Triple LTM example. Nine amino acids, representative of the 20, were selected for the LTM process based on their side-chain chemical functionalities (Inset Left). Discrete CDR oligonucleotides are synthesized to produce a mutagenized CDR with one target amino acid mutation at each CDR position (Inset Right). In the triple CDR library, all combinations of CDR1, CDR2, and CDR3 oligonucleotides are combined to produce libraries with three simultaneously mutagenized CDRs.

Fig. 2.

Dot plot of yeast displayed anti-TNF-α scFv. (Left) D2E7 staining was used to thresholds for improved binders. (Center) The LTM libraries. Shown is FACS profile for the unsorted library. (Right) The dot plot profile for the sorted library.

Fig. 3.

BIAcore dissociation profiles of D2E7, LTM (broken lines), and CBM clones.

Fig. 4.

Affinity-matured anti-TNF-α antibodies have improved neutralizing abilities.

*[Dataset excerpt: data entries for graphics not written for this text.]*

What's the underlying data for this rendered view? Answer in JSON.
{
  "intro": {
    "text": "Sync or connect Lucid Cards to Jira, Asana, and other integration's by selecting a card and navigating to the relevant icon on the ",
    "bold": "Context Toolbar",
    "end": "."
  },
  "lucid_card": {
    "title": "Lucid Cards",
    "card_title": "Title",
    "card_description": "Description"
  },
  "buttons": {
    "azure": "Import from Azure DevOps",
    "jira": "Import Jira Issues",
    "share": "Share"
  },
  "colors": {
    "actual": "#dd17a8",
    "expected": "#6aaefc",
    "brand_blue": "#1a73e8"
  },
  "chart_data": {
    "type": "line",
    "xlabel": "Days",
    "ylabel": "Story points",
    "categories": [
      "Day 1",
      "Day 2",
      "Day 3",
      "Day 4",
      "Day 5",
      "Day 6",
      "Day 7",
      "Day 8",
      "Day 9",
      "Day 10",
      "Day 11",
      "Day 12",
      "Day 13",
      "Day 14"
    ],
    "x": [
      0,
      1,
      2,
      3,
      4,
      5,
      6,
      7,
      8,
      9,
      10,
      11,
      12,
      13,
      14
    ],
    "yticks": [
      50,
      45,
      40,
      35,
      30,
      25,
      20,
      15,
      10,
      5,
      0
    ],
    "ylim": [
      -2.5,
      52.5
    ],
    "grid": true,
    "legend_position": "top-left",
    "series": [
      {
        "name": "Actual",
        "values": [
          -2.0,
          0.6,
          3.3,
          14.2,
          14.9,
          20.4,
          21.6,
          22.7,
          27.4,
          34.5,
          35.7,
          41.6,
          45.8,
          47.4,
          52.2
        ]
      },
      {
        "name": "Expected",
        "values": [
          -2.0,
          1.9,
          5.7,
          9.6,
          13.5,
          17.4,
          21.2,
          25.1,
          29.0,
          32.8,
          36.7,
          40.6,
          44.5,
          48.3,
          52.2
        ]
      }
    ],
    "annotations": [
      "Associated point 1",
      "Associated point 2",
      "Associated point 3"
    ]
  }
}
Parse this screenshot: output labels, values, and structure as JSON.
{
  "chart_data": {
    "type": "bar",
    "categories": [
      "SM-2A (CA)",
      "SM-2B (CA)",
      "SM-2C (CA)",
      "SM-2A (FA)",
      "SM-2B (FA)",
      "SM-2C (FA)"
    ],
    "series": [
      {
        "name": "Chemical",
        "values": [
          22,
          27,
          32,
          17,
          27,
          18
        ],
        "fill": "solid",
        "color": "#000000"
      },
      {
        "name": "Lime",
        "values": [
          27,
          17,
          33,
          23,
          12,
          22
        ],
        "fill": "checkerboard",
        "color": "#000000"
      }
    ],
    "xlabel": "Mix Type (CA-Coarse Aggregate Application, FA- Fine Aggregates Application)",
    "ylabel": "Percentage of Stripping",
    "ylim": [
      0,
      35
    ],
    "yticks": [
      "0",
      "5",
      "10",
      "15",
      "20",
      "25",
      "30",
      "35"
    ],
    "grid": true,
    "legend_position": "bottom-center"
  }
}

L929 cells were treated with actinomycin and TNF-α, as indicated for 24 h, in the absence and presence of purified anti-TNF-α scFv antibodies. WST-1 was added and incubated for an additional 4 h, and OD₄₅₀ was recorded. Fifty percent neutralizing dose values were 141 pM for D2E7 (open green circle), 3.5 pM for A1 (red square), 6.1 pM for cb1-3 (red triangle), and 6.5 pM for cb2-6 (red diamond). Data represent mean ± SEM with each measurement performed in quadruplicate.